Why didn’t these books sell well? One reason is that there were too many scandals, many of which seemed to morph together. Readers generally like success stories better than they like failure stories. More significantly, the culture today processes and spits out events faster than books can be written and published about them. Agonizing months can pass between the time a book is completed and the time it hits bookstores. (One of the better volumes on the 1990s, Andy Kessler’s Wall Street Meat, was self-published because the author was impatient with the timetable of New York publishers.)

Writers thus face a dilemma. Try to get ahead of a business story and you might arrive too early. George Anders’ book about Carly Fiorina, Perfect Enough, which came out in 2003, sold 8,081 copies, according to Bookscan. But wait too long and you’re writing history. The Man Who Tried To Buy the World, a post-mortem on Jean-Marie Messier’s reign of error at Vivendi, sold 654 copies, according to Bookscan.

Book authors today also suffer from greater transparency.

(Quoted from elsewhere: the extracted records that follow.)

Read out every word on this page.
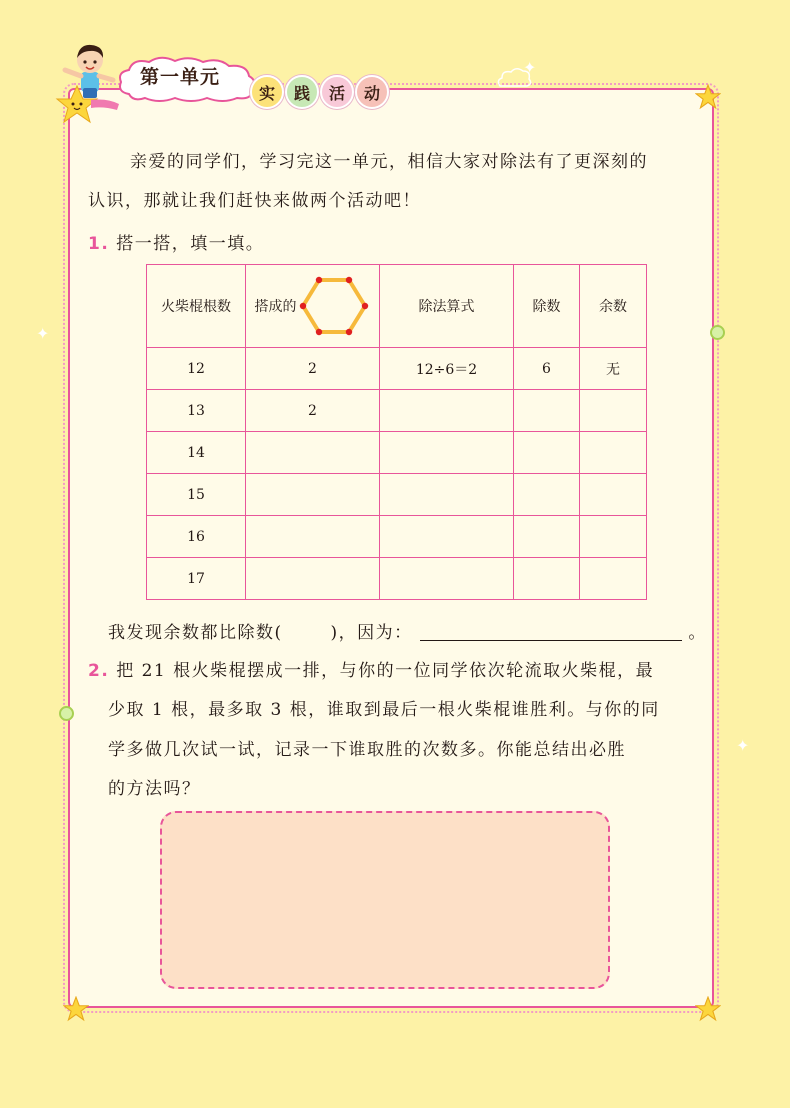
✦
✦
✦
第一单元
实	践	活	动
亲爱的同学们，学习完这一单元，相信大家对除法有了更深刻的
认识，那就让我们赶快来做两个活动吧！
1. 搭一搭，填一填。
火柴棍根数	搭成的	除法算式	除数	余数
12	2	12÷6＝2	6	无
13	2			
14				
15				
16				
17				
我发现余数都比除数(	)，因为：	。
2. 把 21 根火柴棍摆成一排，与你的一位同学依次轮流取火柴棍，最
少取 1 根，最多取 3 根，谁取到最后一根火柴棍谁胜利。与你的同
学多做几次试一试，记录一下谁取胜的次数多。你能总结出必胜
的方法吗？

Most of the recent books cover events at publicly held companies. Thanks to SEC filings—and our ability to access those filings instantaneously via the Internet—we don’t need book authors to tell us how much Bernie Ebbers was paid and what kind of planes companies leased. And the business press is bigger and better than it was a decade ago. Many events are publicized by company investigations and legal proceedings long before an author can write about them. New York Attorney General Eliot Spitzer released incriminating Wall Street e-mails. The video of the Dennis Kozlowski Sardinia party was played at his trial. Last summer’s report on Conrad Black’s shenanigans at Hollinger has made a book on the subject superfluous. Ultimately, the success of business narratives rests in part on the ability of the author to take readers where they haven’t been, but readers have been everywhere from Tyco to Enron.

So, any boardroom narrative today faces a host of obstacles. But if anyone can bust on to the bestseller lists despite them, it’s Stewart—an elegant writer, able to tell human stories with nuance and sympathy. And in Michael Eisner and his crew he’s got a subject that never ceases to delight, horrify, and surprise.